What it misses: attribution. If model A is rated higher than model B, you don't know why. Is A smarter? Better-formatted? Just different in style? Hard to tell. Also: most arena votes are short prompts in English, so capabilities outside that distribution may not be reflected.
Match the eval to the lever
This is the practical payoff. When you pull a specific lever, certain evals will tell you whether it helped:
| Lever | Evals that will catch the effect | Evals that will miss it |
|---|---|---|
| Fine-tuning for a task | Your task-specific eval (held-out test set); preference eval if it's about tone/format; held-out general benchmark to catch forgetting | Perplexity on generic web text (changes in ways you don't care about) |
| Quantization | Perplexity (catches if numerics broke); your task eval (catches if the bits you care about degraded) | Arena (signal too coarse to catch sub-percent quality drops) |
| Context extension | Long-context retrieval probes (Needle-in-a-Haystack), long-document QA, multi-turn fidelity | Short-prompt benchmarks (most of MMLU); short-form arena prompts |
| Pruning | Perplexity (catches gross degradation), full task eval suite (catches narrow capability loss) | Anything narrow — pruning often degrades skills nobody tested for |
| Decoding controls (temperature, top-p) | Variance metrics (multiple runs of same prompt); creativity/diversity metrics; user studies | Perplexity (decoding doesn't change next-token probabilities, just sampling from them) |
| System prompt change | Task-specific eval; preference eval focused on tone/format | Static benchmarks (don't run system prompts) |
How teams actually pick a model
Across many real conversations with people who ship LLM products, the pattern looks the same:
- Start with arena scores as a coarse filter. Top 10 by arena Elo is a reasonable shortlist.
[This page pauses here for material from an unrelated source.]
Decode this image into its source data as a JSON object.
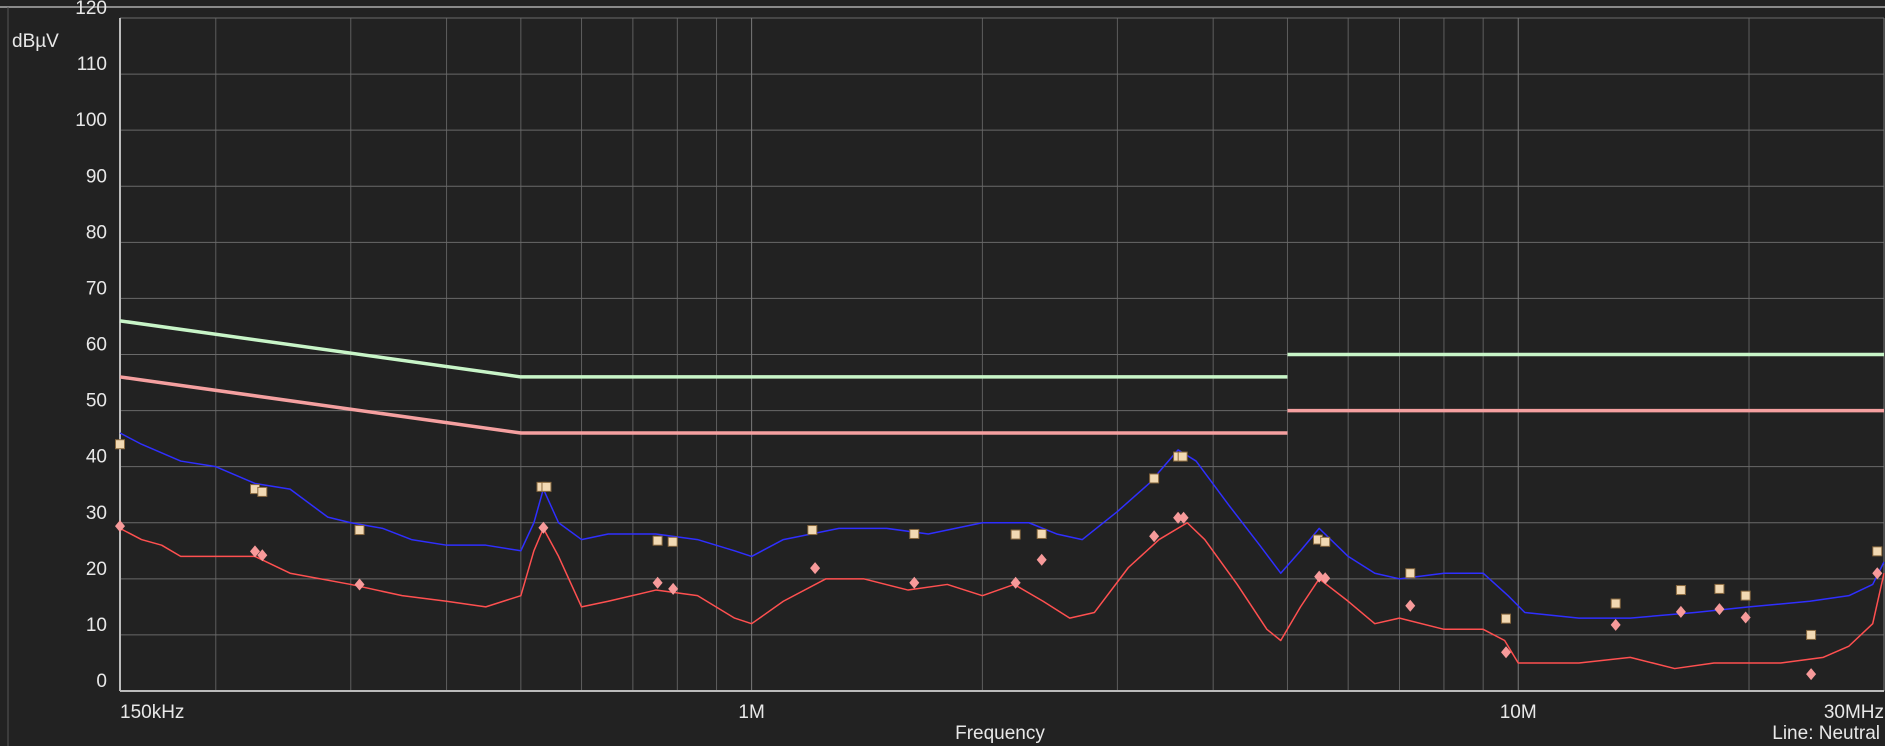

- Check benchmark scores on the dimensions you care about — code (HumanEval, SWE-Bench), math (GSM8K, MATH), long-context (RULER), instruction-following (IFEval).
- Build a custom eval set on your task. Even 100 hand-picked examples beats any public benchmark for your specific use case.
- Vibe-check. Spend an hour talking to the top 2-3 candidates. Things you'll notice in conversation often don't show up in any number.
- Account for cost, latency, deployment constraints. The model that wins on capability per dollar is usually not the model with the highest absolute capability.
"Vibes" gets disrespected as unscientific, but it's actually doing useful work — it's catching the residual after all your formal evals have run, telling you about the shape of capability that no individual eval is measuring.
The honest summary
Eval is hard. Every method has holes. The teams that ship best treat evals as a portfolio: a few automated benchmarks for fast iteration, a custom task-specific suite for honest measurement, periodic human review for catching things automation misses.
If you're making changes to an LLM (any of the levers), commit to evaluating those changes. If you ship without evals, you don't actually know whether your last change helped — and you'll find out, painfully, when something breaks downstream.